Le Film les derniers Parisiens est le premier long métrage de Hamé Bourokba et Ekoué Labitey, membres du groupe de rap La rumeur. « Les derniers Parisiens », c’est une façon de se revendiquer comme étant « les » véritables Parisiens, malgré des noms aux sonorités issues de l’immigration. De fait, une certaine idée de Paris se meurt ou survit parfois dans l’imagination émoustillée de touristes étrangers un peu naïfs. Pigalle, quartier canaille par excellence, là où les rabatteurs, les prostituées, les demi-sel frayaient dans une ambiance digne de pépé le moko. Pigalle s’embourgeoise et voit ses peep-shows devenir des bars à tapas ; ses bars à tabourets, des restaurants véganes pour yuppies encravatés… La fin d’un monde ?!…
Étant donné que les deux réalisateurs du film Les derniers Parisiens sont issus du groupe de rap La rumeur – un ensemble peu consensuel auteur de textes d’une radicalité sans faux semblants – on aurait pu s’attendre à une omniprésence de la violence. Pas du tout. Les auteurs réalisateurs, Hamé Bourokba et Ekoué Labitey, signent un film emprunt d’une mélancolie certaine, dont la poésie – sous des aspects un peu rugueux – est loin d’être absente. Un rythme calme est au service d’une caméra à la temporalité adaptée à l’observation des personnages. Grâce leur soit rendue de refuser de tomber dans le piège des lieux communs.
Dans le film les derniers Parisiens, Reda Kateb en Nasser et Slimane Dazi en Arezki sont à eux deux les éléments les plus positifs. Convaincants et incroyablement sincères, ils incarnent deux personnages complémentaires, un peu cabossés, insoumis, et sans grandes illusions…malgré une étincelle d’espoir. Incarnation de la lutte du pot de fer contre le pot de terre, ils assistent à l’écrasement de leur espace par le rouleau compresseur du fric omnipotent.
L’intrigue est simple. « Nas », c’est-à-dire Nasser, vient d’aligner 24 mois de zonzon, ce qui lui assure quasiment un statut d’homme auprès de ses copains, comme si cela était une initiation indispensable… N’ayant pas vraiment de lieu où se poser il atterrit chez son frère, Arezki, qui tient un bistrot à Pigalle, Le Prestige », où il gère un quotidien sans enthousiasme.

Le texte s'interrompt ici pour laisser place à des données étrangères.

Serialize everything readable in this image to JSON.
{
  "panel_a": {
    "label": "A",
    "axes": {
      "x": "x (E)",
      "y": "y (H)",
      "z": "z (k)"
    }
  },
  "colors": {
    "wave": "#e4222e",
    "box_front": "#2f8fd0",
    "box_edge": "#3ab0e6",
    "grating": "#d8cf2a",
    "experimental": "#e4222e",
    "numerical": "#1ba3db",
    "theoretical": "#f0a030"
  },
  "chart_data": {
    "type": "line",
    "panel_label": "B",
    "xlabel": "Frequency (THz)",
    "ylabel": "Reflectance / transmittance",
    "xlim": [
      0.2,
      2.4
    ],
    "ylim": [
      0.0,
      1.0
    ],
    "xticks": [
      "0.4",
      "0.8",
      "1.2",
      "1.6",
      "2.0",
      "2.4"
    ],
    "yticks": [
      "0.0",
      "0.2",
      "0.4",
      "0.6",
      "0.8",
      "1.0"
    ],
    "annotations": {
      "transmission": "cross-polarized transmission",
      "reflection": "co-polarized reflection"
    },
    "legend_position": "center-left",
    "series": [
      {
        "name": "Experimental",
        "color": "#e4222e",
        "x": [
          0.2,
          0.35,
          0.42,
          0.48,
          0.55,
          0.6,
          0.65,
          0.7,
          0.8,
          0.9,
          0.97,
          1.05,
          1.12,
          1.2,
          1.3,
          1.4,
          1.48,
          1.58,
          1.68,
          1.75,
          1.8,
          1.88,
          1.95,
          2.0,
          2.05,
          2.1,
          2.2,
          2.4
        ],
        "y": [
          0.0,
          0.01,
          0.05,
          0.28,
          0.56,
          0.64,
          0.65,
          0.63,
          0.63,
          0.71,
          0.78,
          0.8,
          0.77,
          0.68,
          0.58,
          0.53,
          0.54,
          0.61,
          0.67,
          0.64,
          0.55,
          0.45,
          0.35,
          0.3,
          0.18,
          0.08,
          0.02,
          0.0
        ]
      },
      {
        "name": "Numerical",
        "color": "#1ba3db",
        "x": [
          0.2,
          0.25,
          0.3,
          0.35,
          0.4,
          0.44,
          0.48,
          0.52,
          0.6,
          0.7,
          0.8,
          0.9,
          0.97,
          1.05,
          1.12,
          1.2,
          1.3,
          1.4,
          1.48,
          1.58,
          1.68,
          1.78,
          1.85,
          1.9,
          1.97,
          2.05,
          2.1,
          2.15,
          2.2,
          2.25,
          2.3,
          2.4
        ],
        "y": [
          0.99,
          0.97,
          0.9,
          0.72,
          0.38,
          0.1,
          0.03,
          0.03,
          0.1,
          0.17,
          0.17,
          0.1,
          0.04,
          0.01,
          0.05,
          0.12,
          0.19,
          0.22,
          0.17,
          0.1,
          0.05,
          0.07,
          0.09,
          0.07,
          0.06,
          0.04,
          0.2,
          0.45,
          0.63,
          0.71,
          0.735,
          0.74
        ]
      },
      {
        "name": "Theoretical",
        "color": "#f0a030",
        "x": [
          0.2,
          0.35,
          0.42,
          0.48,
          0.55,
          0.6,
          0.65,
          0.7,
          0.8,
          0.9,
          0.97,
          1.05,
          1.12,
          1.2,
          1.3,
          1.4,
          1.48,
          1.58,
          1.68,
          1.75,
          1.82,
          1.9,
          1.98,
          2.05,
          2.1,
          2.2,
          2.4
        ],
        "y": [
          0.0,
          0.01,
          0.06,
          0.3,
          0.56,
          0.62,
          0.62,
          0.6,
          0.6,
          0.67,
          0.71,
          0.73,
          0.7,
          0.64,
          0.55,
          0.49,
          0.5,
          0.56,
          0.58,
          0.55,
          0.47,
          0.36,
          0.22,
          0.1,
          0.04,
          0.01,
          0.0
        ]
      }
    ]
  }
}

Nas essaie de rebondir. Pas évident lorsqu’on a l’esprit rétif à toute forme d’autorité… accompagné d’une réaction épidermique à la pauvreté et à ses manifestations lisibles… Donc, pas d’ hésitation : il convient de se lancer dans le sacro-saint « business ». Il n’est pas certain que les anciens amis soient les meilleurs conseillers pour éviter de replonger, mais faute de grive….
Tout est bien mené dans Les derniers Parisiens. Cependant, cette fresque d’une étrange société, sur fond de musique rythmée et agréable, ne sonne pas toujours juste. Si la violence banale a été écartée, reste que les réalisateurs s’emploient à passer pour sympathiques des gens qui le sont peu, quelles que soient les raisons susceptibles d’expliquer leur malhonnêteté et leur vision peu réjouissante des rapports humains. Le spectateur ne peut s’empêcher de ressentir un certain malaise.
La relation qui lie les deux frères relève de la même incompréhension : tantôt neutre, tantôt tendue, il faudra une épreuve pour que surgisse une certaine noblesse. Enfin, on s’extrait de la fange pour retourner à un peu de lumière. C’est l’occasion pour l’acteur français Slimane Dazi de faire évoluer son personnage de manière étonnante, et si Reda Kateb est vraiment remarquable, c’est vers Slimane Dazi que se tournent des regards pleins d’admiration. Il est plus-que parfait dans ce rôle de quinqua usé et désabusé, aspirant à un peu de soleil et à une vie qui n’aurait rien à voir avec l’agitation festive et délétère de Pigalle.
Quelques rôles secondaires méritent aussi d’être cités, celui de Mélanie Laurent, malgré quelques notes dissonantes, Constantine Attia, le videur, plus vrai que nature et déjà vu dans le même rôle dans « Ça va pas être possible », Willy L’barge, convaincant dans la peau d’un escroc Africain « Lucrèce ».
Il vous appartiendra de vous forger une opinion. Pour le reste, forts de cette première expérience, Hamé Bourokba et Ekoué Labitey devront un peu affiner leur langage cinématographique. Mais habités par une énergie bouillonnante, s’ils persistent dans cette voie, ils pourraient fort bien nous surprendre dans les années à venir. Des Parisiens à suivre.